Hier noch eine Aufschlüsselung der Tageseinsätze nach Bereichen:
Dabei sind neun von zehn Einsätzen in den Bereichen „Service und Info“, „Vorgänge in Zusammenhang mit Hunden“ und „illegale Müllablagerungen“ eingeordnet. Der Großteil der realen Arbeit der Stadtwache-MitarbeiterInnen besteht also aus Handlungen, die jede/r BürgerIn von sich aus erledigt: Jemanden den richtigen Weg erklären, jemanden bitten, den Hund anzuleihnen, oder eine Stück Müll aufzuheben und wegzuwerfen.
Nur im Unterschied zu mir und Ihnen werden wir dafür nicht bezahlt. Wie viel kostet die Stadtwache also? Im ersten Jahr hatte die Stadtwache ein Budget von 1,0 Millionen Euro zur Verfügung. Das Budget wurde 2011 auf 1,3 Millionen Euro aufgestockt, allerdings wurden nur 1,1 Millionen ausgegeben, soviel wie auch für 2012 und 2013 budgetiert ist.
Legen wir das Budget nun auf die Einsatzzahlen um:
Da die Gesamtkosten stiegen und die Einsatzzahlen zurückgingen, sind die durchschnittlichen Kosten pro Einsatz nahezu explodiert: Von 130 € im ersten Jahr auf fast 170 € im zweiten Jahr. Um es im polemischen Stil des ersten Artikel zu sagen:
170 € für einmal den Weg zum nächsten Klo zeigen.
Damit gibt die Stadt Linz derzeit mehr als eine halbe Million Euro pro Jahr dafür aus, dass die MitarbeiterInnen der Stadtwache etwas machen, was wohl für alle von uns selbstverständlich ist: Anderen Menschen eine Auskunft zu erteilen. Das ist mehr, als das Stadttheater Phoenix an öffentlicher Subvention erhält. Eine Drittel Million Euro investieren wir darin, Menschen mit Hunden auf die Leinenpflicht aufmerksam zu machen – mehr, als die Linzer KAPU und die Stadtwerkstatt an Jahressubvention bekommen.
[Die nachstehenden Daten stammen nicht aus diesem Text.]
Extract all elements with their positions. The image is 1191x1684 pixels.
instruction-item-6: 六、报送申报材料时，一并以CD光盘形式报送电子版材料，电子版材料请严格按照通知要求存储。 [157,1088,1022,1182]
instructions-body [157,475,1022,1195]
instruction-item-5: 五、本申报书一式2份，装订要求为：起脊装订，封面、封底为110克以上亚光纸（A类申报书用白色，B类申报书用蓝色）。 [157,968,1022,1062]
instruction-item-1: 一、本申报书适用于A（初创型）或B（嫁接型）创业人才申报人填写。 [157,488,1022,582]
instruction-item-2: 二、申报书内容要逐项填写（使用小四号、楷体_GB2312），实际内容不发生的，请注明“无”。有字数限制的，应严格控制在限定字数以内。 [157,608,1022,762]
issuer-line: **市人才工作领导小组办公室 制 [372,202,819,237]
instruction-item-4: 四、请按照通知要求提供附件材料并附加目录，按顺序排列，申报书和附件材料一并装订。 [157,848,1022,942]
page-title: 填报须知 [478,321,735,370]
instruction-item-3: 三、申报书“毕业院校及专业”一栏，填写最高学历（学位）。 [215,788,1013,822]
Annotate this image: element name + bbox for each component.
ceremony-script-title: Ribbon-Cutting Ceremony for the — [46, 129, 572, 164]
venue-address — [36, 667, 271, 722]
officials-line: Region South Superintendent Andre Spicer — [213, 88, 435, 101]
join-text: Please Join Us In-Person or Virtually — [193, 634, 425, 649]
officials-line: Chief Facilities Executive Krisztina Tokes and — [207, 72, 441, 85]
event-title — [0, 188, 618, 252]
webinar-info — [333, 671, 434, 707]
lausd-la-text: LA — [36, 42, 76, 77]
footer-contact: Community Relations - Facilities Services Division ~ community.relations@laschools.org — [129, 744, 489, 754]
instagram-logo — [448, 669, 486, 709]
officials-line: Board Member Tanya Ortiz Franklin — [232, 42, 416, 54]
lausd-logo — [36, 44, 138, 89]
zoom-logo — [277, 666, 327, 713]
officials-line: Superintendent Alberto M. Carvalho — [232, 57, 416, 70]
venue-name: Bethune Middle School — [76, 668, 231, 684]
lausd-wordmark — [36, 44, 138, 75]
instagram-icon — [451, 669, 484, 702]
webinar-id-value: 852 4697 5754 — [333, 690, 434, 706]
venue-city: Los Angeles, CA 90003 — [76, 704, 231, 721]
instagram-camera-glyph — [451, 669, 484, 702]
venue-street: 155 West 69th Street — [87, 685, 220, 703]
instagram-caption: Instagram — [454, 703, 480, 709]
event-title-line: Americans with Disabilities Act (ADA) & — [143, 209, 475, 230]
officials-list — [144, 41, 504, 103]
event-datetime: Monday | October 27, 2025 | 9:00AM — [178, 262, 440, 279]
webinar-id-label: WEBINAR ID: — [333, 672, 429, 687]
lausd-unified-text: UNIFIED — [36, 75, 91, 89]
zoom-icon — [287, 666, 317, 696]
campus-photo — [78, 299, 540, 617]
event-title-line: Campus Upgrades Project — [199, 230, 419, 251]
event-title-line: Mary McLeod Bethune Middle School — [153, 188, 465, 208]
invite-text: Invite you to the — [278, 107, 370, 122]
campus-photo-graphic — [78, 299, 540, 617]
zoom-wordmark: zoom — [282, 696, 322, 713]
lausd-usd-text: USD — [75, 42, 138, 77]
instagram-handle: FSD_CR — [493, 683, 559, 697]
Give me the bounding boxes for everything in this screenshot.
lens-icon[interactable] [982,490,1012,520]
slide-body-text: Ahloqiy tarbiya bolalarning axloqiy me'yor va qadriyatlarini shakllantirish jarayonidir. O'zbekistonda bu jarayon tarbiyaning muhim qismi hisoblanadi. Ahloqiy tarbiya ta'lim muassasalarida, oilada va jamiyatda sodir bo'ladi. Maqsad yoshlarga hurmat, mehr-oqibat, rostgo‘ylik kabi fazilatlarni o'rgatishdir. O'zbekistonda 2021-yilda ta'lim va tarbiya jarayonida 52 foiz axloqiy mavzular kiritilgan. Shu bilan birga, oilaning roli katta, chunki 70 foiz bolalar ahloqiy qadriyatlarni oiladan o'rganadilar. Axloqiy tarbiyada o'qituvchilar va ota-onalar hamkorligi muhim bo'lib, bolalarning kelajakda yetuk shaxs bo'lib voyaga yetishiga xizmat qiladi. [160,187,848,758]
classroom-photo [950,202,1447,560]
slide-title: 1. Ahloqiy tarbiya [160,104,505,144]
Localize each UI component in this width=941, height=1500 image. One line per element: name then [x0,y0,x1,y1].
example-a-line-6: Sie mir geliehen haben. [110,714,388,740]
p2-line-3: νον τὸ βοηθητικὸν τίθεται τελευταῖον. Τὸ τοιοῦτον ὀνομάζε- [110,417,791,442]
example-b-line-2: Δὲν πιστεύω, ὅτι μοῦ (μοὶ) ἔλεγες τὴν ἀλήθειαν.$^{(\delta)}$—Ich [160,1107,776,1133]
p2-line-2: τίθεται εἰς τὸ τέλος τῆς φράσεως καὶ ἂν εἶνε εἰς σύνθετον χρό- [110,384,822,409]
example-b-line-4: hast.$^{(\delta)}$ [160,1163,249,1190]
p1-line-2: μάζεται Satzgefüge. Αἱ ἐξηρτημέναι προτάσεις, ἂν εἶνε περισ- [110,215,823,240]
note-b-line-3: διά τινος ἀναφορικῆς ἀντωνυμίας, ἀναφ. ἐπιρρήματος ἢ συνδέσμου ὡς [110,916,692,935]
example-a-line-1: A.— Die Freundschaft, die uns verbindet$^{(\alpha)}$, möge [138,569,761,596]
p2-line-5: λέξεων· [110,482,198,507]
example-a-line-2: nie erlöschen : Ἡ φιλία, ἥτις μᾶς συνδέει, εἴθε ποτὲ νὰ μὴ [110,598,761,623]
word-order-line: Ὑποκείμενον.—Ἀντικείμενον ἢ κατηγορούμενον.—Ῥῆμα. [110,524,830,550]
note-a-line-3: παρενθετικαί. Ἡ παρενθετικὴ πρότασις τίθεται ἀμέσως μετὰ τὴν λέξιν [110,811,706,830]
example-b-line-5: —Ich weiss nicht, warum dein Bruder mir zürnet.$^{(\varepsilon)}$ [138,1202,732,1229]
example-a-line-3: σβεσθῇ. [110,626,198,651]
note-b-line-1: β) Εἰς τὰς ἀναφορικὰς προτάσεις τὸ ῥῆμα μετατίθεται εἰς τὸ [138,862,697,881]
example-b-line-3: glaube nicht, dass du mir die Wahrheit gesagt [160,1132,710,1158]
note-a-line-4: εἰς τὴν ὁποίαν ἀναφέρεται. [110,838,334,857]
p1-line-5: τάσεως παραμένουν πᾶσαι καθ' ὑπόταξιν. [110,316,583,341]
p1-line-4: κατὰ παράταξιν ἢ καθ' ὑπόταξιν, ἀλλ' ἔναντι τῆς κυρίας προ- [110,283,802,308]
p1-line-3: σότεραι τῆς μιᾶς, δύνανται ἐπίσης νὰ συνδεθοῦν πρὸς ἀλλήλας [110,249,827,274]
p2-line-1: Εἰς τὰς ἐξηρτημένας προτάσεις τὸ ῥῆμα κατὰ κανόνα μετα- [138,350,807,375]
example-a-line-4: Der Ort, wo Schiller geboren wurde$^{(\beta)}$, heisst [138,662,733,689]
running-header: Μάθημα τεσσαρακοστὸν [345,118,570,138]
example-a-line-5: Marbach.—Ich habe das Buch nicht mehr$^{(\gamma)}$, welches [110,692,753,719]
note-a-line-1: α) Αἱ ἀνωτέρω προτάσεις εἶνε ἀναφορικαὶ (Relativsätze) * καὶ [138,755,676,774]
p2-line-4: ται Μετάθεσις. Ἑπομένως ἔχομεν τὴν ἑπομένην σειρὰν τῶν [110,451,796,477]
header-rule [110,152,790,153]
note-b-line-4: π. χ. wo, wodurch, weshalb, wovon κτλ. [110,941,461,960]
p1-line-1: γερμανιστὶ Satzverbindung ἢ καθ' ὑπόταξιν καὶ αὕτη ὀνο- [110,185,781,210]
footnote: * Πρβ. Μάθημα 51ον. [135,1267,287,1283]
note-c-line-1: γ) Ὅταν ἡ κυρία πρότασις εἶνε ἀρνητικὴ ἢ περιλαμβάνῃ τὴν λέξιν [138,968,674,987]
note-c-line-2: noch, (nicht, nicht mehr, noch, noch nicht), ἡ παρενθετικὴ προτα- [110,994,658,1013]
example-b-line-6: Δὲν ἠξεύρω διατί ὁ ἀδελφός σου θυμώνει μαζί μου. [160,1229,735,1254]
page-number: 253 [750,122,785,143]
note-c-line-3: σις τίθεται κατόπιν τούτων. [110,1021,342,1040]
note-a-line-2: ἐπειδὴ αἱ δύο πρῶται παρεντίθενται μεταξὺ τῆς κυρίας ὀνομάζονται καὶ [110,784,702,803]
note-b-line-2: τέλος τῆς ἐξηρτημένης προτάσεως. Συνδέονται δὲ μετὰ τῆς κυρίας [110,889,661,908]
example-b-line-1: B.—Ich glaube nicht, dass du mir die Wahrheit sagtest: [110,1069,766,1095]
Die Stadtwache ist und bleibt damit eines: Ein Instrument der Unsicherheitspolitik der FPÖ und ÖVP sowie eine Kampagne gegen Solidarität, individueller Verantwortung und Zivilcourage. Sie löst keine Probleme, sie verdrängt sie oder verschärft sie nur. Und wie die Bilanz zeigt, ist die Stadtwache Linz auch eine massive Verschwendung von MItteln der öffentlichen Hand, die anders wohl besser angelegt wären.
Ich wiederhole daher meine Forderungen:
- Erarbeiten eines Sozialplanes für die MitarbeiterInnen der Stadtwache
- Sofortige Auflösung der Stadtwache
- Umlenkung der MIttel in den Sozial- und Kulturbereich
Morgen bin ich übrigens zu einer Diskussion in den Keplersalon Linz geladen, um mit dem Chef der Stadtwache und FPÖ Linz Vorsitzenden Detlef Wimmer und Gemeinderat der Grünen Markus Pühringer über die Stadtwache zu reden. 19:30 Uhr, seid dabei!